AI-Split Audio Tracks Aren’t Perfect, But They’re Getting There

Audio Splitting AI

Photo Credit: James Kovin

Music start-up Lalal.ai is an AI audio splitter that can separate vocals and instrumentals into separate stems. With every track interaction, the AI splitting capabilities improve — though it’s (literally) a work in progress.

The following piece was developed in collaboration with Lalal.ai, a proud partner of Digital Music News.

So what exactly is AI audio splitting? One of the earlier players in this arena is Lalal.ai, which is pursuing a model designed to supplant more static DAW plugins or conventional splitting software solutions that aren’t designed to automatically improve over time.

By its very nature, the Lalal.ai technology isn’t perfect. Instead, it’s constantly evolving and refining itself: the Lalal.ai algorithm that does the splitting is trained using thousands of tracks, in a process that constantly refines the underlying AI. That means users who upload audio to the service help to train the model for quality audio splitting.

The quality of sound and the mastering of each individual track are also important factors for how accurate an AI audio split will be.

Lalal.ai believes that its AI-driven improvement trajectory will easily outdo existing splitter solutions over time. That includes Deezer, which has created Spleeter, a tool that allows DJs to perform vocal reduction and isolation. Spleeter is a great program in the hands of the right audio engineer, but it’s not quite ready for primetime.

Spleeter is a Python program that requires a command-line tool to use. It always outputs at 44.1KHz/16-bit WAV files, no matter what format is uploaded. That means users need to convert the Spleeter output back to the original format before it can be used.

By contrast, Lalal.ai is a user-friendly AI-powered online audio splitter. It doesn’t need to be installed, and there aren’t any third-party plugins for DAW use. Just drag and drop an audio file in the browser, then download the separate vocal and instrument tracks. The audio format you feed Lalal.ai is the format you receive once it’s done processing.

So how is an AI audio-splitter trained, exactly?

Information modeling is the main way Lalal.ai is trained to split audio tracks. The neural network is fed a model using tracks split by a human. The more accurate the model is, the better the machine learning process can decipher vocal audio from instrumental audio.

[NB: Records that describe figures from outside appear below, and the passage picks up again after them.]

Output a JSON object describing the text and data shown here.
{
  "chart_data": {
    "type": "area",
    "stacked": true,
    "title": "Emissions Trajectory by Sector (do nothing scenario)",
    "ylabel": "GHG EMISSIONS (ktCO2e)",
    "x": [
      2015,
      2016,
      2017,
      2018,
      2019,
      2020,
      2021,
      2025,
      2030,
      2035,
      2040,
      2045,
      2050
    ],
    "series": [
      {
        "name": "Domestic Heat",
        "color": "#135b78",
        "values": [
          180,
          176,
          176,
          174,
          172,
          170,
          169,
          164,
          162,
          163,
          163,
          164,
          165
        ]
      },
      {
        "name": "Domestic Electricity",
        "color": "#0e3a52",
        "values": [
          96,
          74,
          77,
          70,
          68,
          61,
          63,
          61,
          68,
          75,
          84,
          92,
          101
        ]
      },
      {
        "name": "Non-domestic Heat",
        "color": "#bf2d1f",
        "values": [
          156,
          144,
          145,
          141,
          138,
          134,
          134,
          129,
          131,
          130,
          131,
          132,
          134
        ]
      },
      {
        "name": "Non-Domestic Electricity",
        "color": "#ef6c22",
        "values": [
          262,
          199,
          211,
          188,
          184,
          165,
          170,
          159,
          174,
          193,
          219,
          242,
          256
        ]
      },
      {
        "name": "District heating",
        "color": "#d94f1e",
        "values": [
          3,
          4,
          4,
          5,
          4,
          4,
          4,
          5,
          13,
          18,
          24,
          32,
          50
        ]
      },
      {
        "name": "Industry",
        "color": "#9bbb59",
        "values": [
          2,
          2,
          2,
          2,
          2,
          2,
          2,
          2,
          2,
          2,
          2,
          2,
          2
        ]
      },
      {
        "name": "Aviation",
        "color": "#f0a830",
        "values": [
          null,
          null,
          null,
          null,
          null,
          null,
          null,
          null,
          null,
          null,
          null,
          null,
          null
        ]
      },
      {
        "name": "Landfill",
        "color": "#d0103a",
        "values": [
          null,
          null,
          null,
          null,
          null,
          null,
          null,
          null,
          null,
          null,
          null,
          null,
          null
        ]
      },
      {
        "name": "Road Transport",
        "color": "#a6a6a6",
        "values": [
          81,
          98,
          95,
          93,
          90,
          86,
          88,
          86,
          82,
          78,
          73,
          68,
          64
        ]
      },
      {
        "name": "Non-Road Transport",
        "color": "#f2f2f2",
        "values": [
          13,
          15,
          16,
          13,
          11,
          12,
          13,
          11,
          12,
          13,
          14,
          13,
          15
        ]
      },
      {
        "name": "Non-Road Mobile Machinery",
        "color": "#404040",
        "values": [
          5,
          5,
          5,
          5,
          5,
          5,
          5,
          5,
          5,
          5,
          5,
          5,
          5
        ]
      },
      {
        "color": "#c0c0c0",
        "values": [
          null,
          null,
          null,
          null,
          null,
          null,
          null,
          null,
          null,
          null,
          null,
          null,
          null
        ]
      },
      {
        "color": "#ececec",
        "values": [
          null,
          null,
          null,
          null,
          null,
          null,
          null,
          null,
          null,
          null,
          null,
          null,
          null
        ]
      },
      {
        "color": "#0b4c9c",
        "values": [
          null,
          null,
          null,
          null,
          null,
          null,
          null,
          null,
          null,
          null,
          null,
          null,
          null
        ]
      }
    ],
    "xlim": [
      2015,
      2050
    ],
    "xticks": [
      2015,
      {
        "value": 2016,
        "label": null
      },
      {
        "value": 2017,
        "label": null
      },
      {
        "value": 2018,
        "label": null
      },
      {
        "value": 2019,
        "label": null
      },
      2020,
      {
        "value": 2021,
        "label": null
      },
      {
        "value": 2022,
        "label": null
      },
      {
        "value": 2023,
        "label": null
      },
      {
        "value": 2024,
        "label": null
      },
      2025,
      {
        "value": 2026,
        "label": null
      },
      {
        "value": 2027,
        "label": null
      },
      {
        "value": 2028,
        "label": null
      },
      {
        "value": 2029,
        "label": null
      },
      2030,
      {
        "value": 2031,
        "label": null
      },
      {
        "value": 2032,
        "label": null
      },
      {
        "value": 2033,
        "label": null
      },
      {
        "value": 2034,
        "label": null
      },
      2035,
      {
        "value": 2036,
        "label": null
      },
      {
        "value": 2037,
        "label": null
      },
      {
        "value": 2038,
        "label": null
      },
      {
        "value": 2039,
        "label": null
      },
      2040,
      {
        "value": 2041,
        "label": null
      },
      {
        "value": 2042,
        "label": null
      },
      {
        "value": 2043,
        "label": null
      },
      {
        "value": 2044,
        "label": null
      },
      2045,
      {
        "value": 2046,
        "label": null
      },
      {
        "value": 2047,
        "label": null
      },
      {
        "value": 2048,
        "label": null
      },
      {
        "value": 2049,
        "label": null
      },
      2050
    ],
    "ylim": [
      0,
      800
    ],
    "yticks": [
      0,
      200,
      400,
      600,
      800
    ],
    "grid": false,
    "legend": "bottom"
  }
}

Learning is about optimizing the model against the current knowledge available for the best outcome. This model optimization process is called machine learning when assisted by computers (good old-fashioned learning when humans do it).

Which brings us to the core difference between regular audio-splitting technology and AI-powered approaches.

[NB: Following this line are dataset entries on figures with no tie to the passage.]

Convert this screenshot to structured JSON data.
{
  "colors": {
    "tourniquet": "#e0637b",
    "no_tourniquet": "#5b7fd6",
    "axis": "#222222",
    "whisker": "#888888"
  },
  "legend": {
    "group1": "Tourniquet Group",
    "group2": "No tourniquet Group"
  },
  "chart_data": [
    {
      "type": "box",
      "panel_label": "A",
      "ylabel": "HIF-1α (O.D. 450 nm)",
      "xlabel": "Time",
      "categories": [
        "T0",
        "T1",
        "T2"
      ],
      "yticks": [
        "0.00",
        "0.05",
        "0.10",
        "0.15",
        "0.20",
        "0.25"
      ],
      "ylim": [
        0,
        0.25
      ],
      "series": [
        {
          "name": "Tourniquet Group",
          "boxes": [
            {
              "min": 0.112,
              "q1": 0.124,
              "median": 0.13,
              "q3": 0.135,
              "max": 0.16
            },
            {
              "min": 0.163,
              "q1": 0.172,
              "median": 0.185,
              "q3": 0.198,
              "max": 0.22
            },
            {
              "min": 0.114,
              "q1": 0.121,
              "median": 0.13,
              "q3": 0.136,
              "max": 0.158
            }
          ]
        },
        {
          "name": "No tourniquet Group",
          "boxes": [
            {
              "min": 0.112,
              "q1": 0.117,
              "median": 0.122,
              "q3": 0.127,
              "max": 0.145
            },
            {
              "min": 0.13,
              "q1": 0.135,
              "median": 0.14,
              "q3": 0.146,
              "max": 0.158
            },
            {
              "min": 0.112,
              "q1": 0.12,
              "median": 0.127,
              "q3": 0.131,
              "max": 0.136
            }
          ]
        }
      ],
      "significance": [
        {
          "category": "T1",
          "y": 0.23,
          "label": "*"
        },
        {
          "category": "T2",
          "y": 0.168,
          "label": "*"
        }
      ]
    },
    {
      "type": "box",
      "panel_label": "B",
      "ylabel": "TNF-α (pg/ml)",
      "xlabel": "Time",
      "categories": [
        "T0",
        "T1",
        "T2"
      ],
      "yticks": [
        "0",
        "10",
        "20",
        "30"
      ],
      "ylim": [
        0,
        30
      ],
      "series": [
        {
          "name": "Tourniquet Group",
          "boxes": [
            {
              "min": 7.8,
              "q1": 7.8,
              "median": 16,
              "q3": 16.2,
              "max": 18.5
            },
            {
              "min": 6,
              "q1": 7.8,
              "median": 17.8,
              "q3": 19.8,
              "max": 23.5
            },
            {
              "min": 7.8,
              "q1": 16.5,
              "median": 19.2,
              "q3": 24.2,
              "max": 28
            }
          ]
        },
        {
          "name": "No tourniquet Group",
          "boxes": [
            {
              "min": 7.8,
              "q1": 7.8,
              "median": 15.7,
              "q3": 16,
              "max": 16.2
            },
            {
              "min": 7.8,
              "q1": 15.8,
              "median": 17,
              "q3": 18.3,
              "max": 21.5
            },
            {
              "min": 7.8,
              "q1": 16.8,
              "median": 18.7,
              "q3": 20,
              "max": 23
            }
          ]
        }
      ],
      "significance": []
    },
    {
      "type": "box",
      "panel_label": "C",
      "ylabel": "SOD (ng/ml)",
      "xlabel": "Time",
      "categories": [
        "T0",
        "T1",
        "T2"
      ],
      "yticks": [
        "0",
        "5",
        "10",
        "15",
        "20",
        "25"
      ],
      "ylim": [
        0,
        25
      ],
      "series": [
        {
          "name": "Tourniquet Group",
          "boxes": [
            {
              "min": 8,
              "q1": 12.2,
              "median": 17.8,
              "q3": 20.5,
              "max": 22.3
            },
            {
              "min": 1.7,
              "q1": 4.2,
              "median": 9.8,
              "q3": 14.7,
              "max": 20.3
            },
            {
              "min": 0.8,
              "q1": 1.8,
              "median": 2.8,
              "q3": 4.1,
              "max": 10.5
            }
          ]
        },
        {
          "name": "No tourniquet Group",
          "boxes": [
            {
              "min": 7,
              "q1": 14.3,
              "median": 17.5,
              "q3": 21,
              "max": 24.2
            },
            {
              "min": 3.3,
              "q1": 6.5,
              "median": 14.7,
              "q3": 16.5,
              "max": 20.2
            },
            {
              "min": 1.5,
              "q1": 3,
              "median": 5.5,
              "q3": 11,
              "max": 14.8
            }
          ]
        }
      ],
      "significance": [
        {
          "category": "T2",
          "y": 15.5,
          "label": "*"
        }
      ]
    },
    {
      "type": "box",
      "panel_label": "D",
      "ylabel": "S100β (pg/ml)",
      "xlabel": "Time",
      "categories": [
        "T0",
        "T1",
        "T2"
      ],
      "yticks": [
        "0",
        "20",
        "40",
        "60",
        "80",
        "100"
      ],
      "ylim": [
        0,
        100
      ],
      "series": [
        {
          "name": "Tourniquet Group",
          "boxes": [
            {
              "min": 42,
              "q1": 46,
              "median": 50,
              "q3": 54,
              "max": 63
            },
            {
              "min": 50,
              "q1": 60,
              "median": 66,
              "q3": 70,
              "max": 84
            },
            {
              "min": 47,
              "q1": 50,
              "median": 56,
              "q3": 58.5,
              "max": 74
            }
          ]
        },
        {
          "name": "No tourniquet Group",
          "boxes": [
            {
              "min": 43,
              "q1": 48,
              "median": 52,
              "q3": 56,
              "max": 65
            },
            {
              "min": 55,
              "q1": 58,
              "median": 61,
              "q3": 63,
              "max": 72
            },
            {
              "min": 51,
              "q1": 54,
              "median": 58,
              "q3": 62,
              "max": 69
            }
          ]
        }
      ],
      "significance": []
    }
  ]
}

Much like their human counterparts, AI that is trained to one specific task gets better at it over time. Computers are constantly modeling different things and as that model expands, so does its knowledge.

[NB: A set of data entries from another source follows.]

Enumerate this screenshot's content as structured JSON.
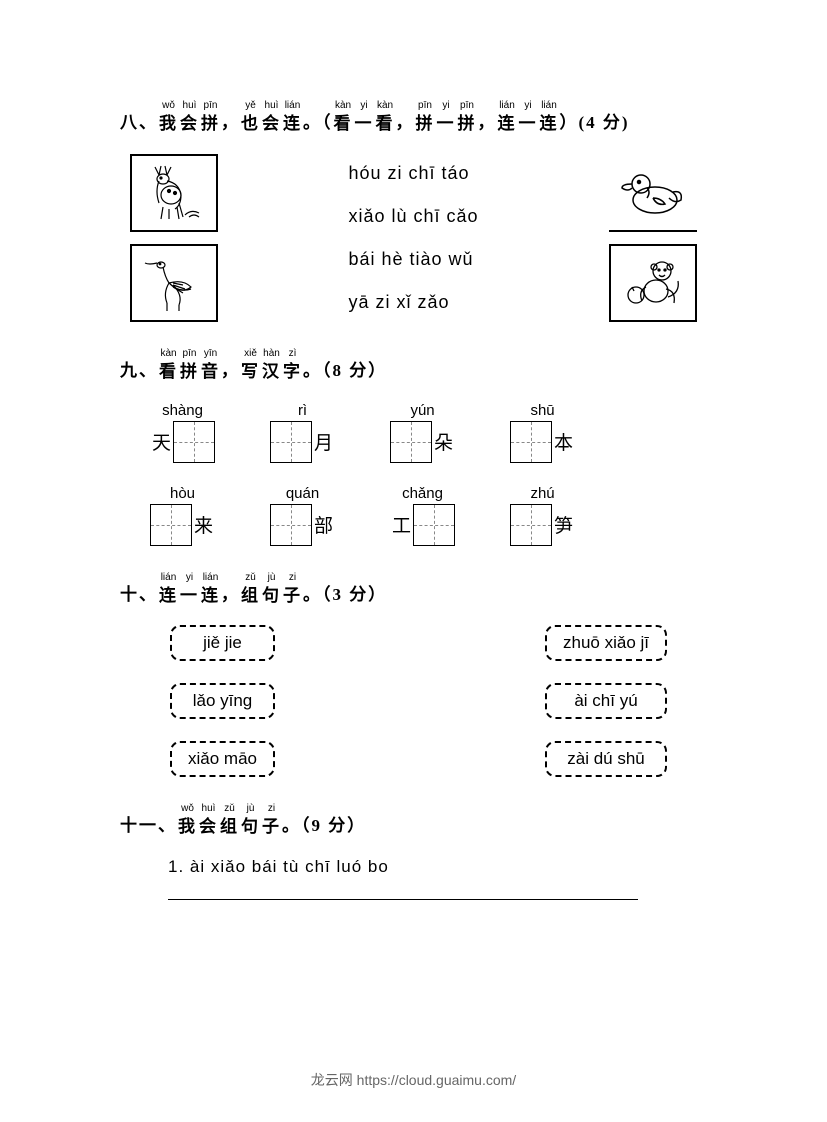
{
  "section8": {
    "number": "八、",
    "title_parts": [
      {
        "py": "wǒ",
        "hz": "我"
      },
      {
        "py": "huì",
        "hz": "会"
      },
      {
        "py": "pīn",
        "hz": "拼"
      },
      {
        "hz": "，"
      },
      {
        "py": "yě",
        "hz": "也"
      },
      {
        "py": "huì",
        "hz": "会"
      },
      {
        "py": "lián",
        "hz": "连"
      },
      {
        "hz": "。（"
      },
      {
        "py": "kàn",
        "hz": "看"
      },
      {
        "py": "yi",
        "hz": "一"
      },
      {
        "py": "kàn",
        "hz": "看"
      },
      {
        "hz": "，"
      },
      {
        "py": "pīn",
        "hz": "拼"
      },
      {
        "py": "yi",
        "hz": "一"
      },
      {
        "py": "pīn",
        "hz": "拼"
      },
      {
        "hz": "，"
      },
      {
        "py": "lián",
        "hz": "连"
      },
      {
        "py": "yi",
        "hz": "一"
      },
      {
        "py": "lián",
        "hz": "连"
      },
      {
        "hz": "）(4 分)"
      }
    ],
    "left_images": [
      "deer",
      "crane"
    ],
    "right_images": [
      "duck",
      "monkey"
    ],
    "phrases": [
      "hóu zi chī táo",
      "xiǎo lù chī cǎo",
      "bái hè tiào wǔ",
      "yā zi xǐ zǎo"
    ]
  },
  "section9": {
    "number": "九、",
    "title_parts": [
      {
        "py": "kàn",
        "hz": "看"
      },
      {
        "py": "pīn",
        "hz": "拼"
      },
      {
        "py": "yīn",
        "hz": "音"
      },
      {
        "hz": "，"
      },
      {
        "py": "xiě",
        "hz": "写"
      },
      {
        "py": "hàn",
        "hz": "汉"
      },
      {
        "py": "zì",
        "hz": "字"
      },
      {
        "hz": "。（8 分）"
      }
    ],
    "row1": [
      {
        "pinyin": "shàng",
        "prefix": "天",
        "suffix": ""
      },
      {
        "pinyin": "rì",
        "prefix": "",
        "suffix": "月"
      },
      {
        "pinyin": "yún",
        "prefix": "",
        "suffix": "朵"
      },
      {
        "pinyin": "shū",
        "prefix": "",
        "suffix": "本"
      }
    ],
    "row2": [
      {
        "pinyin": "hòu",
        "prefix": "",
        "suffix": "来"
      },
      {
        "pinyin": "quán",
        "prefix": "",
        "suffix": "部"
      },
      {
        "pinyin": "chǎng",
        "prefix": "工",
        "suffix": ""
      },
      {
        "pinyin": "zhú",
        "prefix": "",
        "suffix": "笋"
      }
    ]
  },
  "section10": {
    "number": "十、",
    "title_parts": [
      {
        "py": "lián",
        "hz": "连"
      },
      {
        "py": "yi",
        "hz": "一"
      },
      {
        "py": "lián",
        "hz": "连"
      },
      {
        "hz": "，"
      },
      {
        "py": "zǔ",
        "hz": "组"
      },
      {
        "py": "jù",
        "hz": "句"
      },
      {
        "py": "zi",
        "hz": "子"
      },
      {
        "hz": "。（3 分）"
      }
    ],
    "left": [
      "jiě jie",
      "lǎo yīng",
      "xiǎo māo"
    ],
    "right": [
      "zhuō xiǎo jī",
      "ài chī yú",
      "zài dú shū"
    ]
  },
  "section11": {
    "number": "十一、",
    "title_parts": [
      {
        "py": "wǒ",
        "hz": "我"
      },
      {
        "py": "huì",
        "hz": "会"
      },
      {
        "py": "zǔ",
        "hz": "组"
      },
      {
        "py": "jù",
        "hz": "句"
      },
      {
        "py": "zi",
        "hz": "子"
      },
      {
        "hz": "。（9 分）"
      }
    ],
    "item1": "1. ài   xiǎo bái tù   chī   luó bo"
  },
  "footer": "龙云网 https://cloud.guaimu.com/"
}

Whereas regular audio splitting programs like Deezer’s Spleeter can help humans split audio, AI programs learn and get better over time as more data is added. That means services like Lalal.ai can improve their stem splitting as more data becomes available.

Creating a working AI mechanism requires a model and a model optimization process or learning. The Lalal.ai technology has both. It can process stereo sound from various input audio formats and transform that into two stems. The network generates a data fragment describing the placement of vocal and instrumental parts in the original input signal.

After that, the data fragment is passed to another algorithm that converts the input signal into separate stems. While the process is quite simple to describe, it is performing several billion math operations to know where to place those data indicators for a good result.

Much like small children need to perform an act several times to learn it correctly – neural networks do too. Lalal.ai needs to process hundreds of thousands of audio tracks before it can learn to separate vocal stems from instrumental stems. Training data can easily reach gigabytes of songs.